All over the Christian world, the faithful are making sacrifices for the penitential season of Lent, which began last week. Some are giving up chocolate; others are turning away from Twitter. But the Church of England has one slightly unconventional vice it wants its parishioners to give up: plastics.
The Church of England, which has about 25 million members worldwide, exhorted the faithful to participate in the Lent Plastic Challenge forgoing single-use plastic containers, such as plastic cups, and unnecessary plastic packaging, as part of a wider program of stewardship for the environment. The effort is part of the church’s wider environmental program, Shrinking the Footprint.
Ruth Knight, the environmental policy officer for the church, told the BBC: ”The Lent challenge is about raising our awareness of how much we rely on single-use plastics and challenging ourselves to see where we can reduce that use. ... It ties in closely with our calling as Christians to care for God’s creation.”
Lent, the approximately six-week lead-up to Easter, is a time of fasting, penance, and prayer meant to coincide with Christ’s temptation in the wilderness, arrest, and crucifixion. Catholics and some Protestants today typically give up a perceived “vice” (like alcohol or sweets) for the duration of the period.
To critics, the church’s actions may seem emblematic of a wider “secularization” of Lent: in which an originally spiritually focused religious observance becomes more about anodyne notions of “wellness” and “doing good.” It’s fair, too, to critique the movement as a bid for relevancy by a fading institution: A 2016 poll found that the number of Britons attending a weekly Church of England service fell for the first time to fewer than 1 million (or less than 2 percent of the UK’s population).
Those criticisms would be valid. But at the same time, the Church of England’s actions reflect a wider willingness among many mainline Protestant and Catholic Christian groups to focus on combating structural or global issues — from income inequality to environmental stewardship — alongside individual misdeeds.
For instance, Pope Francis has frequently made environmental issues a linchpin of his ministry. His 2015 encyclical, Laudato Si, argued that caring for the environment was a fundamentally Christian obligation. To sin against the environment, in this paradigm, is to place individual convenience and instant gratification above cooperation and caring for the world God has made.
“This is our sin, exploiting the Earth,” Francis said in 2014, “this is one of the greatest challenges of our time: to convert ourselves to a type of development that knows how to respect creation.”

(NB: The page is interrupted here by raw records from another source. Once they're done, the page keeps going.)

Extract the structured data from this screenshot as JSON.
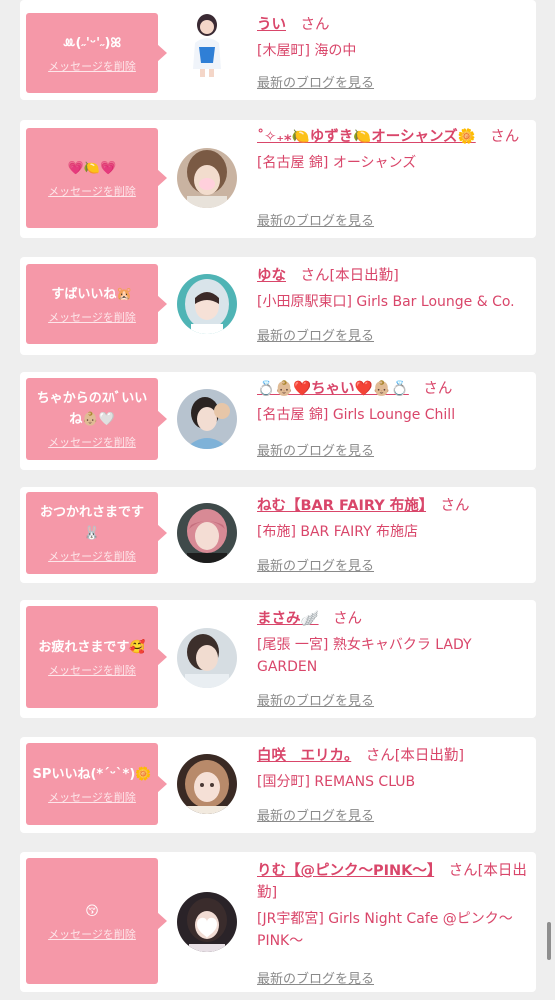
{
  "delete_label": "メッセージを削除",
  "blog_label": "最新のブログを見る",
  "honorific": "さん",
  "colors": {
    "accent": "#d9466a",
    "bubble": "#f598a8",
    "background": "#eeeeee"
  },
  "messages": [
    {
      "message": "ꔛ(˶'ᵕ'˶)ꕤ",
      "name": "うい",
      "status": "",
      "shop": "[木屋町] 海の中"
    },
    {
      "message": "💗🍋💗",
      "name": "˚✧₊⁎🍋ゆずき🍋オーシャンズ🌼",
      "status": "",
      "shop": "[名古屋 錦] オーシャンズ"
    },
    {
      "message": "すばいいね🐹",
      "name": "ゆな",
      "status": "[本日出勤]",
      "shop": "[小田原駅東口] Girls Bar Lounge & Co."
    },
    {
      "message": "ちゃからのｽﾊﾞいいね👶🏼🤍",
      "name": "💍👶🏼❤️ちゃい❤️👶🏼💍",
      "status": "",
      "shop": "[名古屋 錦] Girls Lounge Chill"
    },
    {
      "message": "おつかれさまです🐰",
      "name": "ねむ【BAR FAIRY 布施】",
      "status": "",
      "shop": "[布施] BAR FAIRY 布施店"
    },
    {
      "message": "お疲れさまです🥰",
      "name": "まさみ🪽",
      "status": "",
      "shop": "[尾張 一宮] 熟女キャバクラ LADY GARDEN"
    },
    {
      "message": "SPいいね(*´ᵕ`*)🌼",
      "name": "白咲　エリカ。",
      "status": "[本日出勤]",
      "shop": "[国分町] REMANS CLUB"
    },
    {
      "message": "😚",
      "name": "りむ【@ピンク〜PINK〜】",
      "status": "[本日出勤]",
      "shop": "[JR宇都宮] Girls Night Cafe @ピンク〜PINK〜"
    }
  ]
}
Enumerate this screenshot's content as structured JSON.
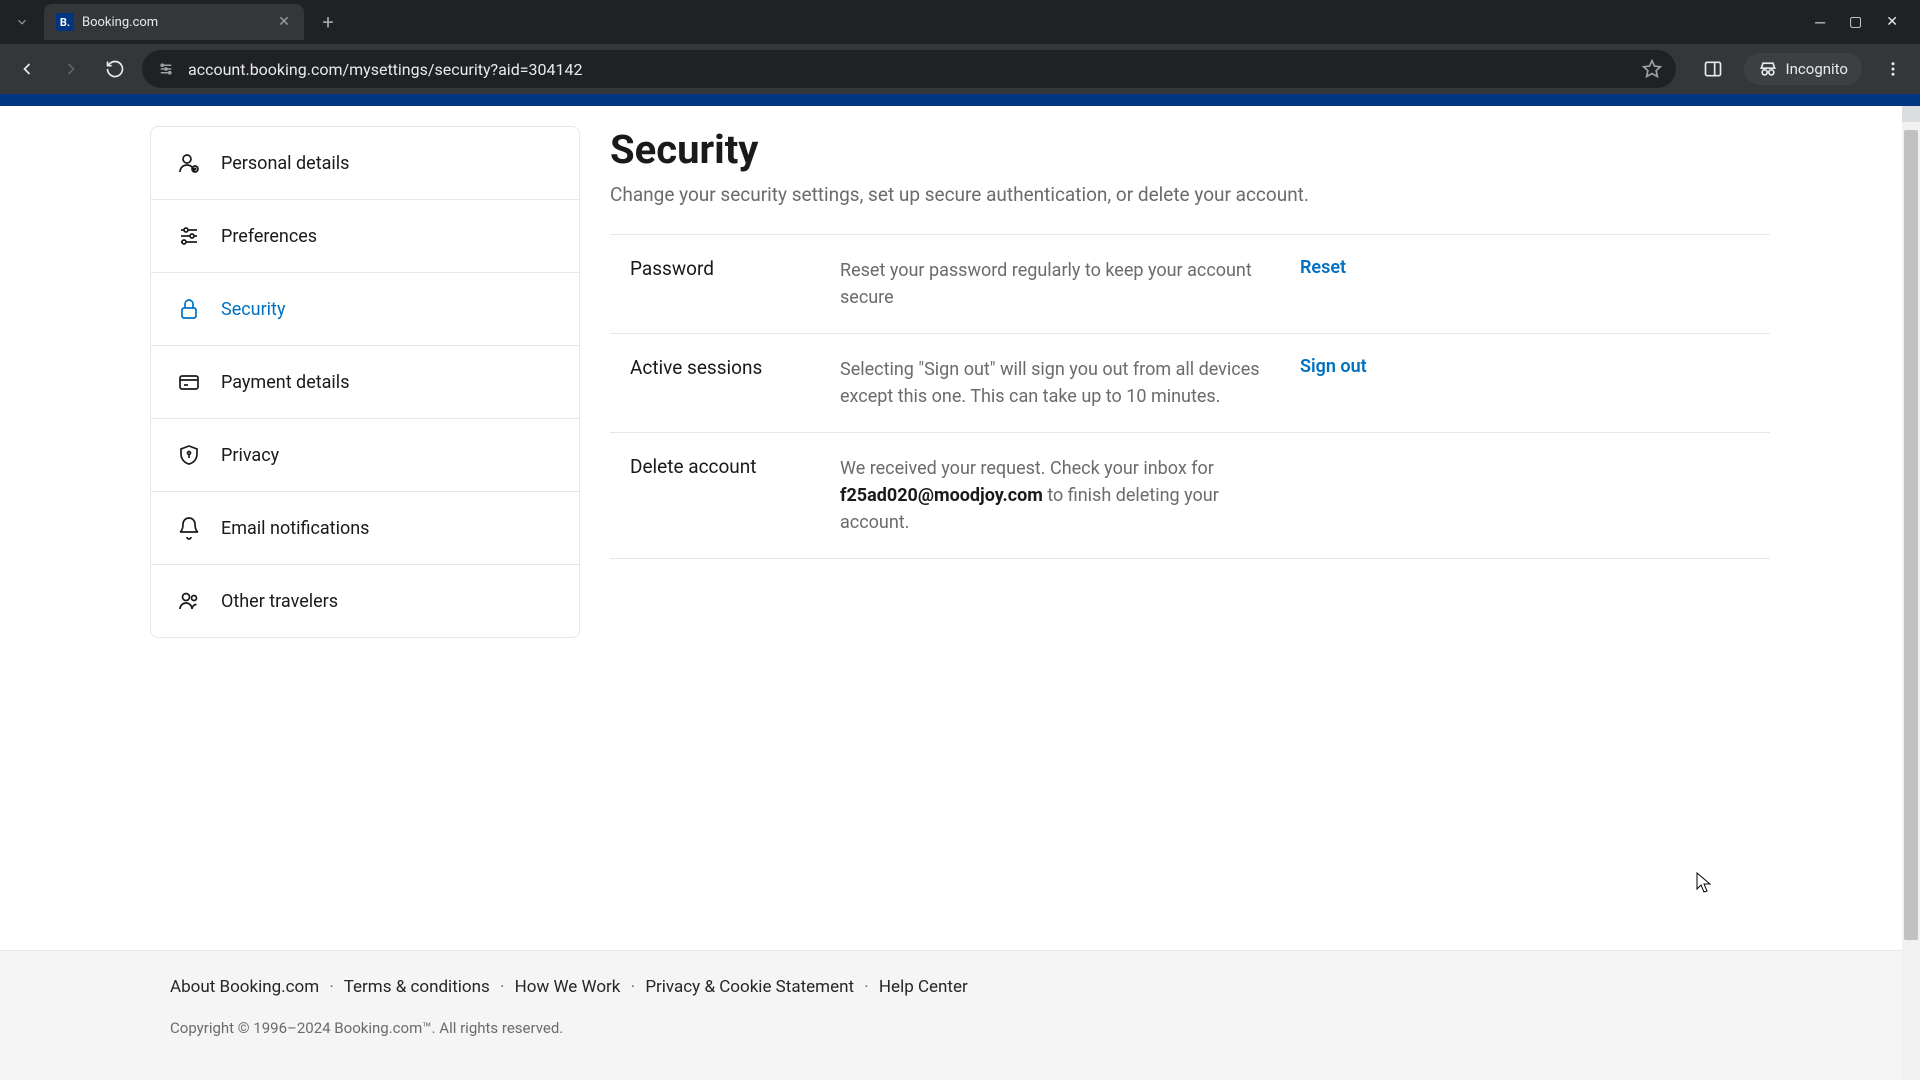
{
  "browser": {
    "tab_title": "Booking.com",
    "url": "account.booking.com/mysettings/security?aid=304142",
    "incognito_label": "Incognito"
  },
  "sidebar": {
    "items": [
      {
        "label": "Personal details"
      },
      {
        "label": "Preferences"
      },
      {
        "label": "Security"
      },
      {
        "label": "Payment details"
      },
      {
        "label": "Privacy"
      },
      {
        "label": "Email notifications"
      },
      {
        "label": "Other travelers"
      }
    ]
  },
  "main": {
    "title": "Security",
    "subtitle": "Change your security settings, set up secure authentication, or delete your account.",
    "rows": {
      "password": {
        "label": "Password",
        "desc": "Reset your password regularly to keep your account secure",
        "action": "Reset"
      },
      "sessions": {
        "label": "Active sessions",
        "desc": "Selecting \"Sign out\" will sign you out from all devices except this one. This can take up to 10 minutes.",
        "action": "Sign out"
      },
      "delete": {
        "label": "Delete account",
        "desc_pre": "We received your request. Check your inbox for ",
        "email": "f25ad020@moodjoy.com",
        "desc_post": " to finish deleting your account."
      }
    }
  },
  "footer": {
    "links": {
      "about": "About Booking.com",
      "terms": "Terms & conditions",
      "how": "How We Work",
      "privacy": "Privacy & Cookie Statement",
      "help": "Help Center"
    },
    "copyright": "Copyright © 1996–2024 Booking.com™. All rights reserved."
  }
}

Francis’s notion of sin as something collective and structural, not just individual, has informed much of his theology, from his environmentalism to his fervently anti-capitalist stance, a dynamic also at play in the way the Church of England is talking about its own initiatives.
It’s worth noting that these initiatives, which tend to be popular with Catholics and mainline Protestants, are not necessarily shared by all Christians. American evangelicals, in particular, have long been wary of environmental causes, seeing them as a threat to what they envision as man’s God-given dominion over the earth.
But for the Church of England, environmental stewardship has become a necessary part of the Christian mission.
By focusing on the shared call to care for what they see as God’s creation, the church isn’t just asking parishioners to recycle. It’s asking them to step up to their divinely mandated role as responsible “stewards” of creation. What could be more orthodox than that?